Look to other institutions for inspiration. If you're not sure where to start, see what other institutions are doing. "I would say that if you're starting from scratch, the best thing to do is contact a colleague at another institution; institutions are usually open to sharing information," Ziolek says. "If another institution asked, I would say 'Help yourself' — it's a collaboration among all of us." Make sure that the wording is appropriate and captures the information your IRB wants to capture.
She also recommends sharing foreign language translations of the short form.

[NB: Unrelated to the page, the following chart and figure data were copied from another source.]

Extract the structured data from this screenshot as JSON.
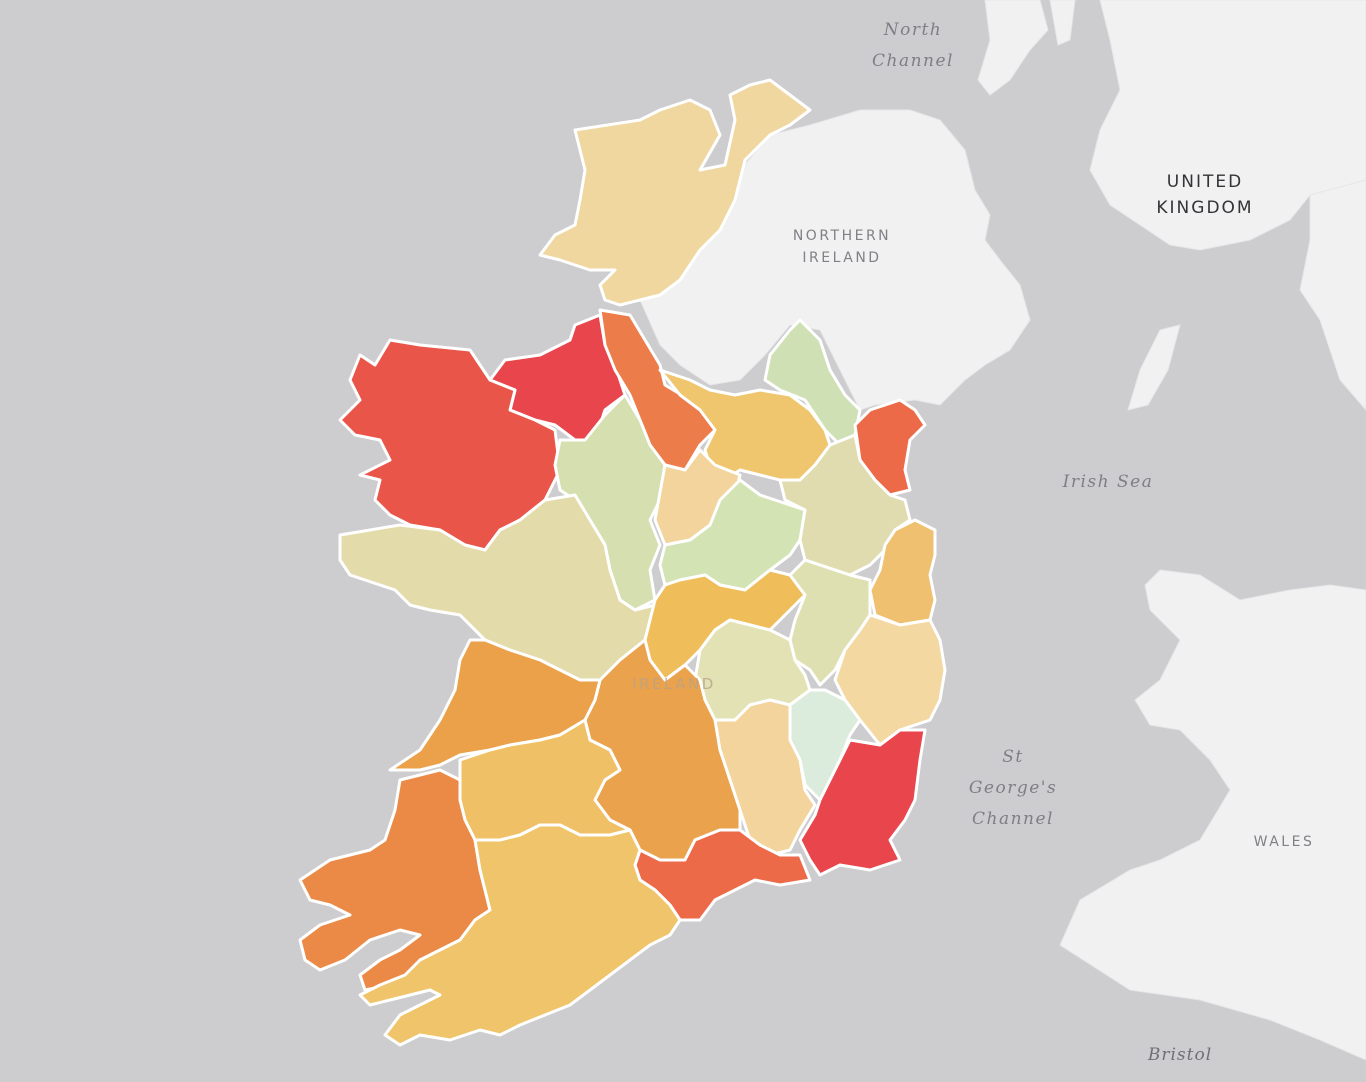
{
  "map": {
    "labels": {
      "north_channel_1": "North",
      "north_channel_2": "Channel",
      "uk_1": "UNITED",
      "uk_2": "KINGDOM",
      "ni_1": "NORTHERN",
      "ni_2": "IRELAND",
      "irish_sea": "Irish Sea",
      "st_georges_1": "St",
      "st_georges_2": "George's",
      "st_georges_3": "Channel",
      "wales": "WALES",
      "ireland": "IRELAND",
      "bristol": "Bristol"
    },
    "colors": {
      "water": "#cdcdd0",
      "land": "#f1f1f2",
      "border": "#ffffff"
    },
    "choropleth_palette": [
      "#dcecdc",
      "#cfe0b4",
      "#e4dbab",
      "#f2d49c",
      "#efc66e",
      "#eb9e4e",
      "#ec7c4a",
      "#e8454c"
    ]
  }
}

The form describes the consent in general terms, and the general information — contact numbers, investigator names, study title — can always be changed, she says. "The short form doesn't have the most argued-over language; there's no language on injury or other things people get tripped up over," Ziolek says. "That's why I think it's easier to share forms of this nature, because they don't have the specifics in them."
Educate researchers on the process. The biggest potential roadblock to consent, Ziolek says, is the researcher or subject not having all the pieces of the consent puzzle. If a researcher is not aware of these resources, there may not be a translator provided, or the consent process may not be fully documented. "There's a disconnect with people who are not familiar with it [the process]," she says. "Case by case, we walk them through what is required for their circumstances, and we'll tell them what pieces of the puzzle are missing. The Penn clinical manual is also quite helpful with utilizing the forms."
Education is also one of the pieces of the puzzle, Ziolek says. "I would hate to think someone missed out on participation because the researcher didn't know what they could do," she says. "Knowing that it's an available option and knowing how to use it are two big pieces of education."